L'entreprise des Indes

Tag historique sur Des Choses à lire - Page 13 Tylych46

« Le 13 août 1496, au large du Portugal, le bateau que commande Christophe Colomb fait naufrage. Le futur amiral vient d’avoir vingt-cinq ans. Par miracle, il réussit à regagner la côte et trouve refuge à Lisbonne auprès de son frère cadet, Bartolomé. Lequel exerce la profession de cartographe. Depuis le début de ce xve siècle, le monde s’ouvre. Et le Portugal est le moteur principal de cette ouverture. La Renaissance commence par des expéditions lointaines. Sous l’impulsion d’Henri le navigateur, des caravelles partent chaque mois pour aller explorer les côtes de l’Afrique. À Lisbonne, capitale du savoir, se retrouvent toutes les corporations de la découverte : mathématiciens savants du ciel, cosmographes, géographes, constructeurs de bateaux et des outils de navigation… cartographes. Huit années durant, les deux frères vont travailler ensemble et préparer le voyage auquel Christophe songe depuis l’adolescence : c’est l’Entreprise des Indes, gagner Cipango (le Japon) et l’empire du Grand Khan (la Chine). Mais au lieu de la route habituelle, celle de la soie, vers l’est, on affrontera l’océan, plein ouest.
En 1484, leur projet sera rejeté par le Comité des Sages qui conseille le Roi Jean II. C’est la raison pour laquelle Christophe ira tenter sa chance auprès des monarques espagnols, Isabelle et Ferdinand. Un maître cartographe, un rhinocéros, un fabricant de veuves, une maîtresse d’école pour les oiseaux, une bécassine, une prostituée réputée principalement pour la qualité de ses oreilles, Marco Polo, quelques Dominicains, des chiens dévoreurs d’Indiens, tels sont quelques-uns des personnages secondaires de ce récit.
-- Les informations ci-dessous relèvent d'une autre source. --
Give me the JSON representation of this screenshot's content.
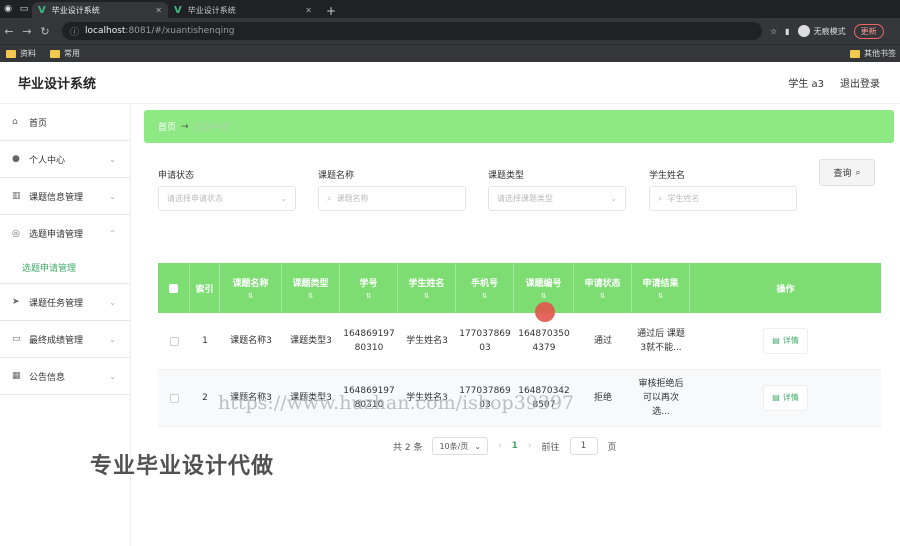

Il y a des livres où après lecture, on se demande pourquoi nous sommes passés devant autant de fois, sans pour autant les choisir. L’entreprise des Indes fait partie de ceux-là.
Cette fois-ci , après Colomb l’explorateur ,c’est bien Orsenna qui  sillonne l’Espagne et le Portugal du 15eme siècle , ces puissances riches et orgueilleuses , avides de savoir , de partages à l'instar des génocides.
C’est pourtant sous l’œil de l’inquisition, de l'église qui méprise le savoir des cartographes, des explorateurs, préférant inculquer « le savoir de l’ignorance » que cohabitent les esprits, les marins, ces hommes rapportant les trésors d’Afrique, les esclaves aussi, le tout clarifié par l’auteur .C’est une mine d’or que ce roman qui nous fait vivre la naissance des cartes ainsi que leur confection ,  la vérité esquissée et les mensonges sciemment  répandus… la vie des marins , les veuves …
Le projet « colomb »  se retrouvera chez le roi  du Portugal qui refusera cette expédition,  ce sera donc sous le drapeau espagnol qu’il s’accomplira.
Mais la découverte n’est-elle que vectrice d’horreurs et d’ignominies sur des peuples décimés ?
Elle n’a été que sauvageries et atrocités pour un meilleur profit.  
Est-ce  là le plus grand remord de l’entreprise des Indes ?
C'est bien sous forme de confessions et sous l'emprise de la honte que le récit se construit.
Un roman très riche.

Dieu seul sait comme j'ai aimé mon travail de cartographe, tout de précision et de rêverie mêlées. Mais, dans une autre vie, je sais que je m'adonnerais à la dissection ; avec une préférence pour les cadavres de dominicains. Quelle tâche plus exaltante que de chercher dans le corps d'un de ces saints hommes l'origine de la violence? Il doit s'agir d'un organe minuscule en forme de trébuchet, une balance interne qui le fait passer sans prévenir de l'extrême bonté à la pire sauvagerie.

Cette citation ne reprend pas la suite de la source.